Douceurs de Décembre
Mère Noël,
Tu dois être bien occupée à mesure que la fin du mois se rapproche, c’est certain. Il te faut gérer l’atelier, superviser toute l’équipe des lutins, te donner corps et âme en cuisine… Vous faites tant de choses chez toi, surtout en ce moment ! Toutefois, et c’est bien dommage, je sais que la quantité de lettres que tu reçois est infime, comparée à celle de ton époux. Pourtant, c’est bien à toi que je souhaitais écrire ce soir.
Tu n'es pas un faire-valoir du Père Noël pour moi. Je ne t’écris pas non plus par peur de ne pas être lue de lui, non, rien de tout cela. Si je t’écris, c’est parce que je me sens plus à l’aise de t’envoyer mes mots plutôt qu’à lui. Je suis persuadée qu’en plus, tu me liras attentivement, tu ne seras pas tentée d’être expéditive et de remettre immédiatement le papier dans l’enveloppe.
Je me suis toujours demandé, depuis que je suis petite, pourquoi tu étais ainsi dans l’ombre de ton époux. Est-ce volontaire, ou bien cela t’est-il imposé ? Si jamais il s’agit de la dernière option, c’est bien dommage. Tu mérites d’être en lumière tout autant que lui, ton rôle n’est pas moins primordial, il s’agit d’une collaboration entière où tu as toute ton importance !

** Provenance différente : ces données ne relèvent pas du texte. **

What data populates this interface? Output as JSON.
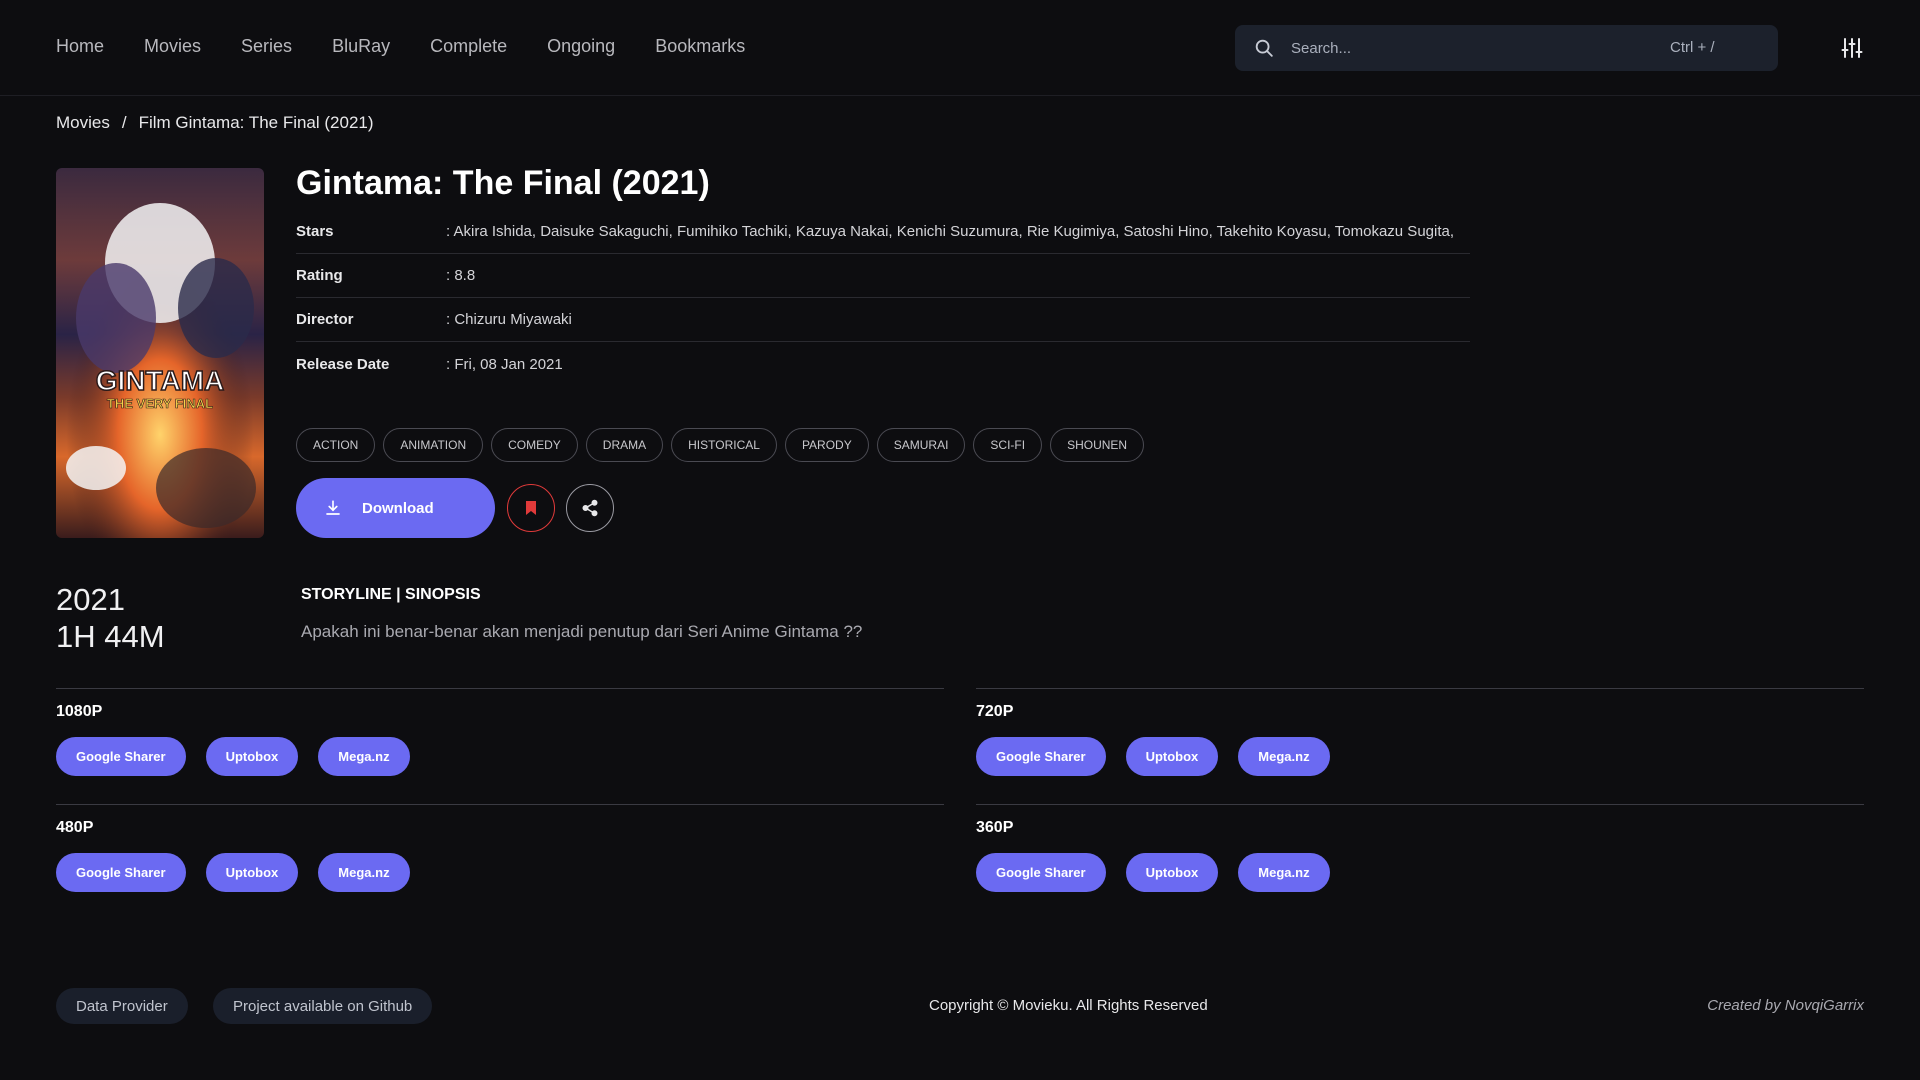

Je vais être honnête avec toi, quand j’étais petite, le Père Noël me faisait peur. J’espère que tu ne m’en voudras pas trop pour cet aveu ! Je songe à nouveau à quelques souvenirs, et tous sont relativement négatifs. Une fois, je m’en rappelle encore clairement, mes parents voulaient nous faire plaisir. Ils nous avaient emmenées, avec mes deux sœurs, dans un centre commercial qui accueillait un Père Noël. La queue était longue et mes sœurs et moi nous impatientions, sautillant de partout. Quand j’y repense, mes parents devaient regretter de nous avoir emmenées ! Il nous attendait sur un grand fauteuil que j’apercevais avant même de l’avoir distingué, lui. Autour, quelques guirlandes, de la fausse neige et des cadeaux déposés au sol.
Quand vint notre tour, je fus tétanisée par la vue de cet immense homme à la barbe imposante et au visage qui m’effrayait à travers tous ses traits. Autant, mes sœurs se précipitèrent vers lui, chacune sur un genou, autant je me suis tout de suite réfugiée derrière mes parents pour ne pas avoir à lui faire face. En rentrant à la maison, j’ai imaginé que mes parents seraient fâchés contre moi pour ce que j’avais fait, mais il n’en a rien été. Je n’ai pas pu arrêter d’y penser, d’autant plus que nous allions bientôt écrire nos lettres, et que je n’avais par conséquent aucune envie de lui en adresser une.
Je me suis confiée à eux, un soir, tandis que mes sœurs avaient déjà commencé leur propre rédaction. Je leur avouais qu’après la frayeur que j’avais ressentie, je ne voulais plus lui écrire, ni recevoir de cadeau de sa part. Ils m’ont prise dans leur bras en souriant, et ça m’a fait beaucoup de bien. Ils m’ont alors montrée une image de toi dans un livre, et tout de suite, j’ai su que je t’apprécierais. Ils m’ont expliqué que si je préférais, je pouvais t’écrire à toi aussi, et que ce n’était pas parce que la majorité des enfants écrivaient à ton époux que cela te rendait moins légitime. Avec tes lunettes rectangulaires posées sur le bout de ton nez, ton sourire rassurant et ta jolie robe, tu ne pouvais qu’être gentille à mes yeux.
C’est pour ça que, comme il y a quelques années maintenant, je t’écris aujourd’hui. Merci beaucoup d’avoir rendu Noël plus appréciable pour moi, et de m’avoir permis par ta simple existence de profiter bien plus de cette période. Pendant quelques années, mes sœurs et moi célébrions Noël, elles écrivaient à ton époux, et moi à toi. La nostalgie m’a menée à t’écrire, tandis que mon fils vient de terminer sa lettre pour Noël. Je ne sais pas encore à qui il l’a adressée, mais je suis bien curieuse.